ミステリーと文学的幻想が混ざって一粒で二度美味しい。



※以下、未読の方にとっては作品の観賞を台無しにしかねないネタバレを書いています。

ネタバレ閲覧は自己責任でお願いいたします。

そして出来れば、未読の方はここで引き返して、
先に本編を読むことをおすすめしたいです。

湖底のまつり (創元推理文庫)

湖底のまつり (創元推理文庫)


ーー以下ネタバレーー




























▼ストーリーネタバレ
晃二は、結婚したばかりの妻、緋紗江の昔の恋人の粧子に誤って殺された。
粧子の本当の狙いは緋紗江との心中だった。失敗により、この事件は粧子による晃二との心中とみなされた。
ただ一人真相を知る緋紗江は晃二を弔うため、彼の服を着て彼のようにふるまう。そして紀子と出会い一夜を共にした。
その一年後、紀子は緋紗江と再会。自分の探していた『晃司』が女性の姿をしているのを見た瞬間、彼女の胸に新しい恋情が宿っていた。


▼トリックネタバレ
性別誤認トリック。冒頭で紀子が抱かれたのは晃二のふりをした緋紗江。
そして、元彼(元カノ)誤認トリック。

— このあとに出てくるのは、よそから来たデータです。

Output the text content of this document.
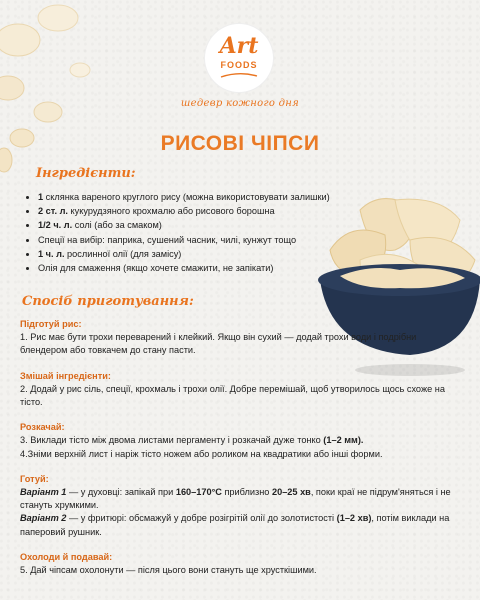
Art
FOODS
шедевр кожного дня
РИСОВІ ЧІПСИ
Інгредієнти:
• 1 склянка вареного круглого рису (можна використовувати залишки)
• 2 ст. л. кукурудзяного крохмалю або рисового борошна
• 1/2 ч. л. солі (або за смаком)
• Спеції на вибір: паприка, сушений часник, чилі, кунжут тощо
• 1 ч. л. рослинної олії (для замісу)
• Олія для смаження (якщо хочете смажити, не запікати)
Спосіб приготування:
Підготуй рис:
1. Рис має бути трохи переварений і клейкий. Якщо він сухий — додай трохи води і подрібни блендером або товкачем до стану пасти.
Змішай інгредієнти:
2. Додай у рис сіль, спеції, крохмаль і трохи олії. Добре перемішай, щоб утворилось щось схоже на тісто.
Розкачай:
3. Виклади тісто між двома листами пергаменту і розкачай дуже тонко (1–2 мм).
4.Зніми верхній лист і наріж тісто ножем або роликом на квадратики або інші форми.
Готуй:
Варіант 1 — у духовці: запікай при 160–170°C приблизно 20–25 хв, поки краї не підрум'яняться і не стануть хрумкими.
Варіант 2 — у фритюрі: обсмажуй у добре розігрітій олії до золотистості (1–2 хв), потім виклади на паперовий рушник.
Охолоди й подавай:
5. Дай чіпсам охолонути — після цього вони стануть ще хрусткішими.
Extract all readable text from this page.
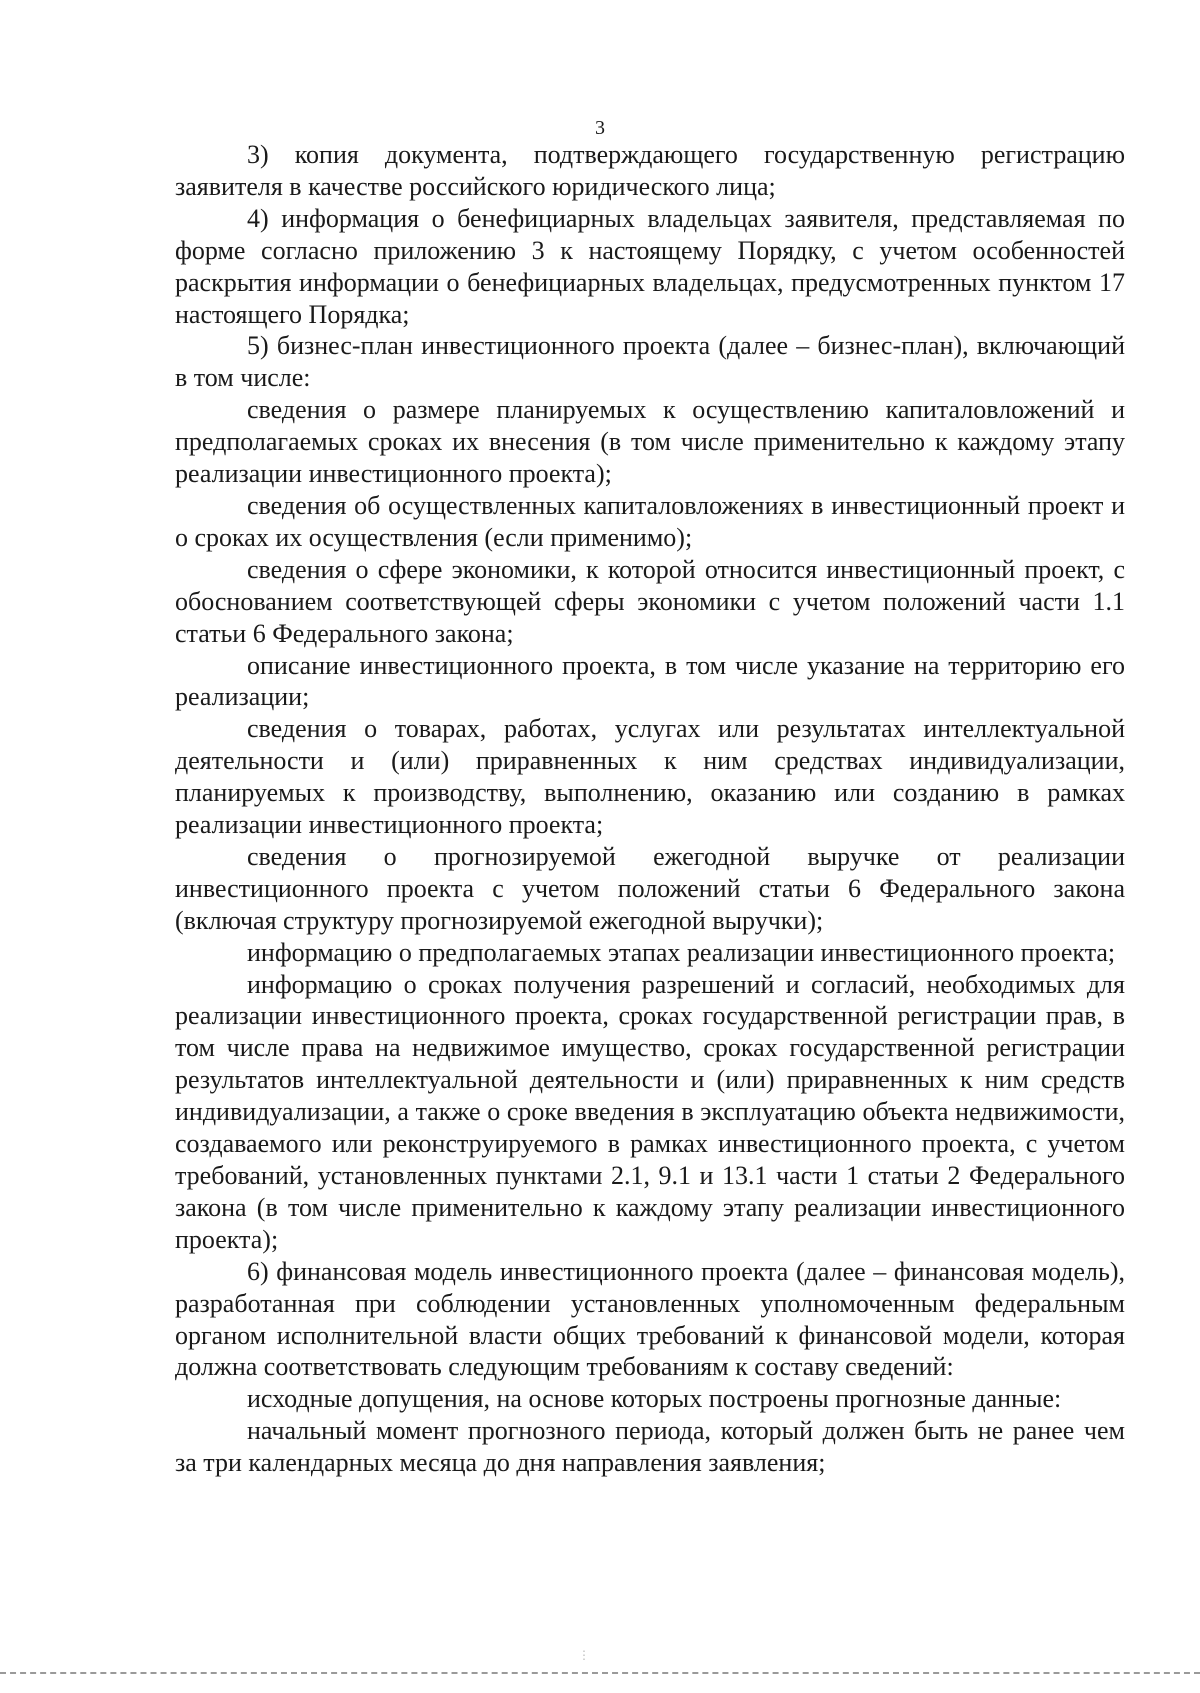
3

3) копия документа, подтверждающего государственную регистрацию заявителя в качестве российского юридического лица;

4) информация о бенефициарных владельцах заявителя, представляемая по форме согласно приложению 3 к настоящему Порядку, с учетом особенностей раскрытия информации о бенефициарных владельцах, предусмотренных пунктом 17 настоящего Порядка;

5) бизнес-план инвестиционного проекта (далее – бизнес-план), включающий в том числе:

сведения о размере планируемых к осуществлению капиталовложений и предполагаемых сроках их внесения (в том числе применительно к каждому этапу реализации инвестиционного проекта);

сведения об осуществленных капиталовложениях в инвестиционный проект и о сроках их осуществления (если применимо);

сведения о сфере экономики, к которой относится инвестиционный проект, с обоснованием соответствующей сферы экономики с учетом положений части 1.1 статьи 6 Федерального закона;

описание инвестиционного проекта, в том числе указание на территорию его реализации;

сведения о товарах, работах, услугах или результатах интеллектуальной деятельности и (или) приравненных к ним средствах индивидуализации, планируемых к производству, выполнению, оказанию или созданию в рамках реализации инвестиционного проекта;

сведения о прогнозируемой ежегодной выручке от реализации инвестиционного проекта с учетом положений статьи 6 Федерального закона (включая структуру прогнозируемой ежегодной выручки);

информацию о предполагаемых этапах реализации инвестиционного проекта;

информацию о сроках получения разрешений и согласий, необходимых для реализации инвестиционного проекта, сроках государственной регистрации прав, в том числе права на недвижимое имущество, сроках государственной регистрации результатов интеллектуальной деятельности и (или) приравненных к ним средств индивидуализации, а также о сроке введения в эксплуатацию объекта недвижимости, создаваемого или реконструируемого в рамках инвестиционного проекта, с учетом требований, установленных пунктами 2.1, 9.1 и 13.1 части 1 статьи 2 Федерального закона (в том числе применительно к каждому этапу реализации инвестиционного проекта);

6) финансовая модель инвестиционного проекта (далее – финансовая модель), разработанная при соблюдении установленных уполномоченным федеральным органом исполнительной власти общих требований к финансовой модели, которая должна соответствовать следующим требованиям к составу сведений:

исходные допущения, на основе которых построены прогнозные данные:

начальный момент прогнозного периода, который должен быть не ранее чем за три календарных месяца до дня направления заявления;

⋮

粧子と緋紗江は同性愛の関係だった。
冒頭の土地への違和感はダム建設による地形変動のせい。


▼ネタバレ感想
濡れ場をここまで長々と描写して性別誤認トリックが成り立つのがすごすぎる。
『完璧な人間とは、女性でありながら男性の要素を持ち合わせている』という独特の論が話の軸にあるのが面白いです。
この完璧な人間像を押し付けられることにうんざりし始めていた緋紗江が、晃司と結婚してやっと自分が望んだただの女になれたのに、
ラストでそれが再び台無しになることが匂わされていてとっても皮肉ですね。こういうの好きです。